Residential property development and construction firm AV Jennings says challenging market conditions lie behind a $29 million loss in the half year just gone, and that the short-term outlook for the property sector remains uncertain.
In a statement issued after the market closed for trading on Wednesday – the same day property developer Stockland blamed poor market conditions for a 35 per cent profit slump and one day after Leighton also posted a significant profit drop – AV announced a net loss after tax of $29.8 million.
Company chief executive Peter Summers says difficult conditions continue to impact the industry, adding that the market has yet to feel any significant benefit from interest rate cuts.
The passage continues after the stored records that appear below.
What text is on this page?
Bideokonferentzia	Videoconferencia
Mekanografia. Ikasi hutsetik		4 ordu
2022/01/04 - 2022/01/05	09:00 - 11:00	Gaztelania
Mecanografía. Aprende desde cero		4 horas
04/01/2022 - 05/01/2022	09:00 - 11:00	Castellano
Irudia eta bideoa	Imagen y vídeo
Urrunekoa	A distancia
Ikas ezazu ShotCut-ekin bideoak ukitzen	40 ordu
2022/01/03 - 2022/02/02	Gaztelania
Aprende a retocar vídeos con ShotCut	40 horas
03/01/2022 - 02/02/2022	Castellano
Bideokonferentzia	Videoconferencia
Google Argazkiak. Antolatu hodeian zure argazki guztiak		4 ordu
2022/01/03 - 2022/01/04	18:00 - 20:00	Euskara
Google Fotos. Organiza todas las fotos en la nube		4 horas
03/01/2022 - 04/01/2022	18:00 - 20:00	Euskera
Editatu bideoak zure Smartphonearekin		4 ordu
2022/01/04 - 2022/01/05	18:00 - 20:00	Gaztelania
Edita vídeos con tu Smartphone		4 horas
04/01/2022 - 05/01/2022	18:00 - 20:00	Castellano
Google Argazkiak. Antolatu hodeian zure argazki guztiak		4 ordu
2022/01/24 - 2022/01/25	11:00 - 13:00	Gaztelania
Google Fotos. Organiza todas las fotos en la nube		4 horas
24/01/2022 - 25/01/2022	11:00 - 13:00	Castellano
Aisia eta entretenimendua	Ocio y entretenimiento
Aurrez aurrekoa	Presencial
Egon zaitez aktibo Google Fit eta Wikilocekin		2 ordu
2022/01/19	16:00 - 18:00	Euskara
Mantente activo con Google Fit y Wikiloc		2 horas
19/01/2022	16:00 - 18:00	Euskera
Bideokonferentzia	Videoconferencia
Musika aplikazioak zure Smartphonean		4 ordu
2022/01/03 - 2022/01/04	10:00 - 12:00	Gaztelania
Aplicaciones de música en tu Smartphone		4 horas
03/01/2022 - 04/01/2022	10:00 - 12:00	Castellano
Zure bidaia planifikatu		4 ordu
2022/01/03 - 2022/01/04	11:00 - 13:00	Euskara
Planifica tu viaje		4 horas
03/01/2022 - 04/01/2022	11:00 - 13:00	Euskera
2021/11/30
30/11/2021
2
“The European debt crisis has impacted worldwide, and whilst it continues to linger without proper resolution, financial and residential property markets will remain under pressure,” he says. “Consumers are looking for some stability and consistency in general economic conditions and, hence, it is more likely any significant improvement will not flow through to the residential property market until later in 2012.”
Summers says that while the company’s short term outlook remained uncertain, AV would be well positioned to take advantage of longer-term recovery brought about by a shortage of housing supply, should such a recovery occur.
AV’s result comes amid increasing pessimism about the immediate future of the residential construction market in Australia. In its latest forecast for the sector, the Housing Industry Association forecasts housing starts of just 133,420 in 2012 and 143,630 in 2013 – the lowest and third-lowest numbers on record respectively over the past 10 years.
The company’s loss also follows the latest Performance of Construction Industry report, which shows that industry profits continue to come under intense pressure as input costs keep rising even as selling prices continue to fall amid weak market conditions.